Tuesday, 22 October 2013

A bit of advice from an old hand

... on the purchasing of fabric. 

Buying online is not easy when it comes to fabric, but often there seems to be no other option.

Imagine having to buy your vegetables from an on-line retailer who can't tell you - and doesn't care! - if what you are buying is a carrot or a parsnip, or whether the potatoes you've ordered are Maris Pipers or Jersey Royals. 
Abakhan fabric shop in Manchester city centre
This is a rare beast - a city-centre fabric shop!

As for whether the plums have got mouldy spots on them, well, if the seller doesn't know if he's selling big fat Italian plums which never seem to ripen, or squishy English Victorias - just that they're plums, and have stones in the middle - why would you even expect them to care?

That's the equivalent of what many sewers and crafters throughout the country encounter whenever they buy fabric. 

Although I chuckle to myself when browsing fabric websites and see statements such as '100% polyester silk' and 'pure linen cotton' (yes, I have seen both of those within the past few months!), it really isn't funny and could be considered fraudulent at worst, misleading at best. It is certainly 'sharp practice'.

There are all sorts of problems with the online purchase of fabric, even from the very best of shops.

Accurate colour-matching is well-nigh impossible, and until 'telefeel' is developed, no estimate can be made of the hand, weight or drape of fabric. How opaque is this fabric? Will it need lining? What shade lining will enhance the pattern colours? Will that fabric crease too much, or will the other fabric hold a crease at all? 

None of these questions can be answered with any real degree of accuracy by even the best web-site.

Some of the better suppliers make valiant attempts to address these problems, with mixed degrees of success.
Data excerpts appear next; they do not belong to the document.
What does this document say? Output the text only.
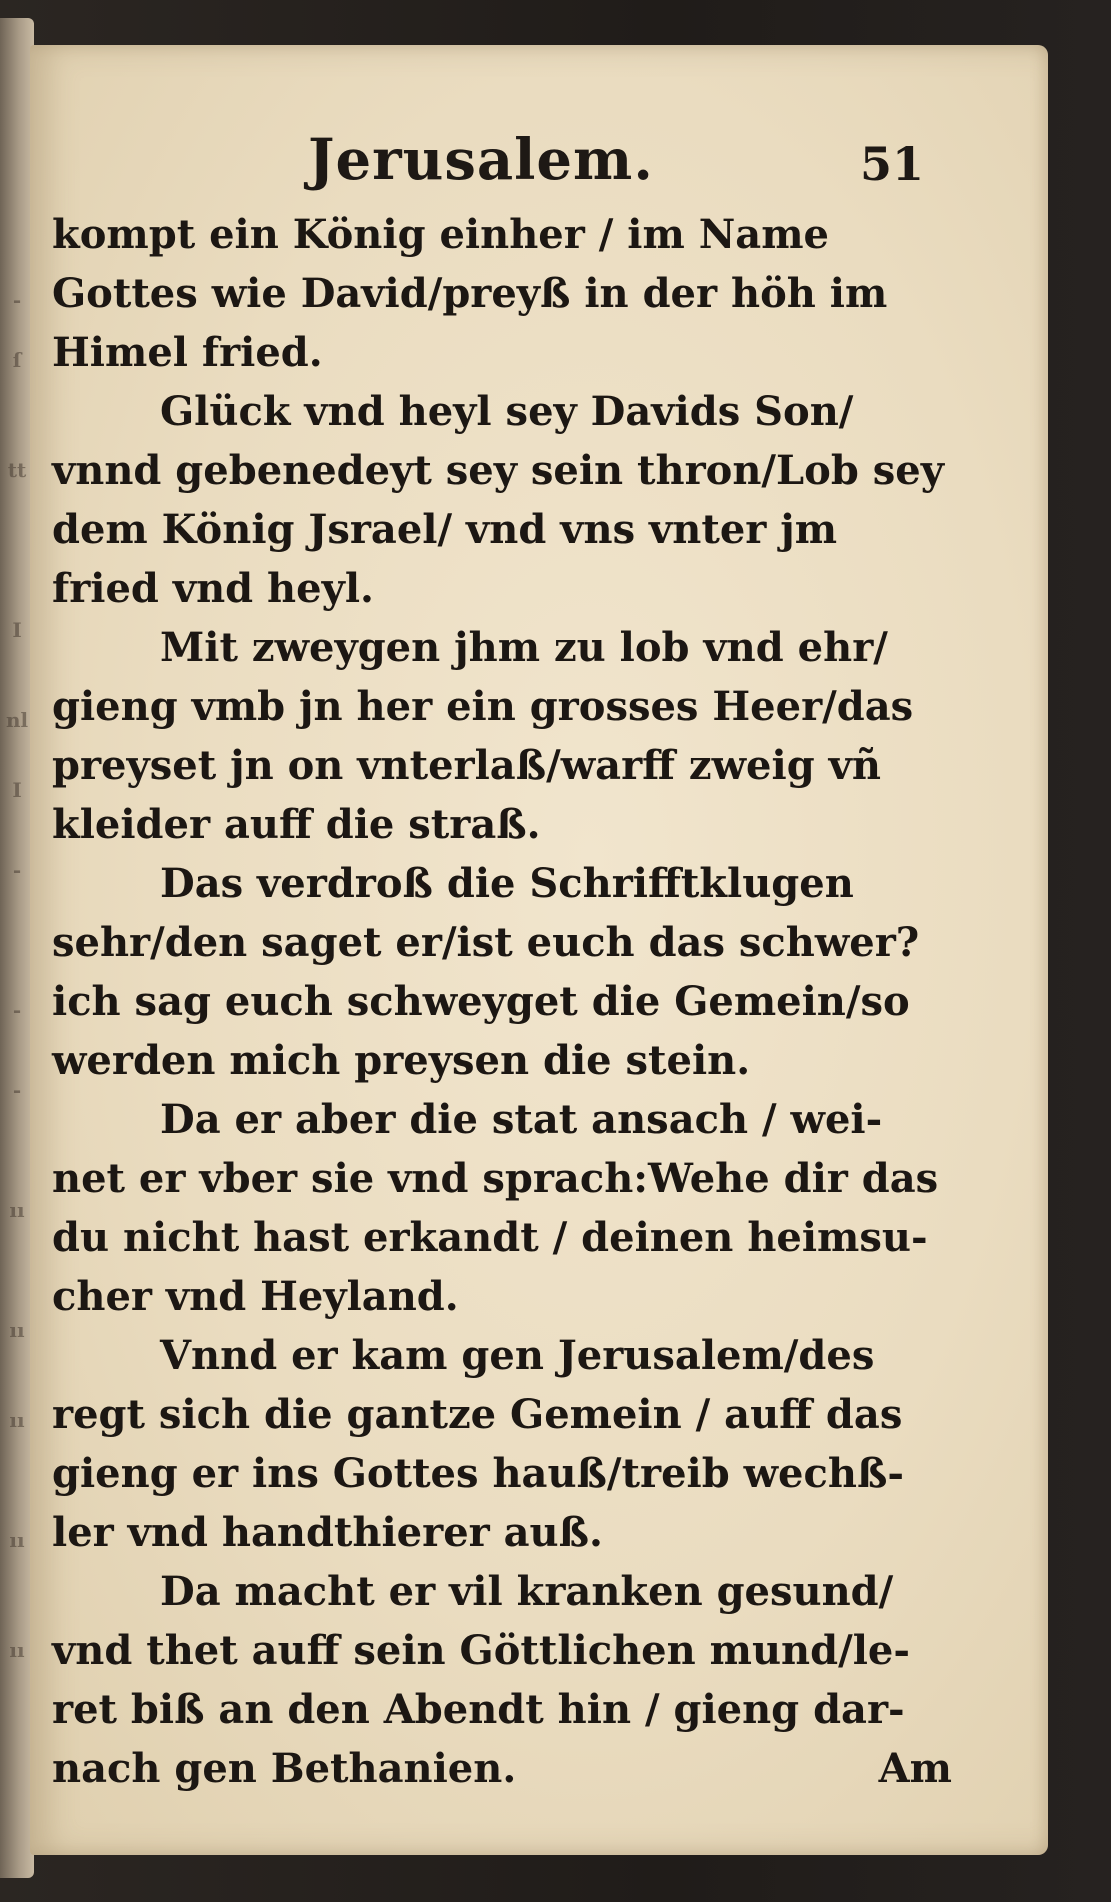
-
ſ
tt
I
nl
I
-
-
-
ıı
ıı
ıı
ıı
ıı
Jerusalem.	51
kompt ein König einher / im Name
Gottes wie David/preyß in der höh im
Himel fried.
Glück vnd heyl sey Davids Son/
vnnd gebenedeyt sey sein thron/Lob sey
dem König Jsrael/ vnd vns vnter jm
fried vnd heyl.
Mit zweygen jhm zu lob vnd ehr/
gieng vmb jn her ein grosses Heer/das
preyset jn on vnterlaß/warff zweig vñ
kleider auff die straß.
Das verdroß die Schrifftklugen
sehr/den saget er/ist euch das schwer?
ich sag euch schweyget die Gemein/so
werden mich preysen die stein.
Da er aber die stat ansach / wei-
net er vber sie vnd sprach:Wehe dir das
du nicht hast erkandt / deinen heimsu-
cher vnd Heyland.
Vnnd er kam gen Jerusalem/des
regt sich die gantze Gemein / auff das
gieng er ins Gottes hauß/treib wechß-
ler vnd handthierer auß.
Da macht er vil kranken gesund/
vnd thet auff sein Göttlichen mund/le-
ret biß an den Abendt hin / gieng dar-
nach gen Bethanien.	Am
I especially enjoy the sometimes tongue-in-cheek descriptions on Croft Mill's website, which is written by enthusiastic experts. Their website has a useful glossary, too. 

Samples help, of course, but are often too small to give a real indication of drape and hand, and if the pattern of the fabric is large, may not even give a good rendering of the colour. Sending for samples merely adds to the delay, uncertainty and expense inherent in any sort of remote purchasing.

This is a fabric shop - unless you already knew 
it was there, would you know what it was?
A large number of old-established, reliable fabric retailers shut up shop in the past 20 - 30 years, only to be replaced a few years ago by an influx of new sellers, many of whom have just jumped on the bandwagon of the needlecrafts boom, and have no knowledge of what they are selling at all.  

Of course there are many reliable, knowledgeable retailers of all types - I wouldn't want anyone to think otherwise - but it can be hard to find those which don't have an internet presence.

Especially if you're a new sewer, it's easy to think you have no option but the internet. For some of you, that will be true. Long before the days of the internet, mail-order fabric supply was flourishing to areas remote from fabric retailers.

There might be fabric retailers closer to you than you think, though! 

Although it's rare to see fabric shops while driving to the supermarket, wandering along the local High Street, or having a day out shopping at a mega-mall, they are still around.

They will most probably be in the 'poor but respectable' part of town, in the part where recent immigrants live, on the old open market, on a slightly down-at-heel trading estate, on the edge of a regeneration project that never quite got regenerated, in an old mill, a deconsecrated church, under the railway arches or round the back of the bus station.You get the picture. 
Liberty silk-and-wool on a market stall
Quality fabrics at bargain prices

These shops may not be in the first rank of fashionable retail destinations, but by 'eck you can often find some bargains!

Even the more up-market fabric retailers are usually to be found in a lower-rent area - the space required for fabric storage, the relatively low profit margins and lowish turnover dictates this.

Dismissing market stall fabrics - as some do - as being limited to 'cheap and nasty' garish polyester prints is simply foolish (and often a form of personal insecurity or lack of confidence) when there might be fabrics like these on the left available!
Inside a big fabric warehouse
Fabric, fabric everywhere! Someone reviewed 
this shop as 'not having much in'.

Claiming that there is 'nothing much' in a fabric shop because the stock isn't 'displayed' but is merely stacked in rolls as a space-saving measure, is both lazy and untrue.

Shopping at a well-stocked fabric retailer is a delight for the senses. Unlikely colour combinations jump out at you as you caress thick velvet pile; a tumbling river of chiffon catches in the draught from the door and ripples sinuously as if alive. 

Go on,  if you normally make your fabric purchases on-line, hunt around on yellow pages,  get on a bus which goes through the low-cost areas and peer out of the windows, or visit the local open market - and find a bricks-and-mortar fabric retailer to visit, and wallow in the sheer sensuality of it!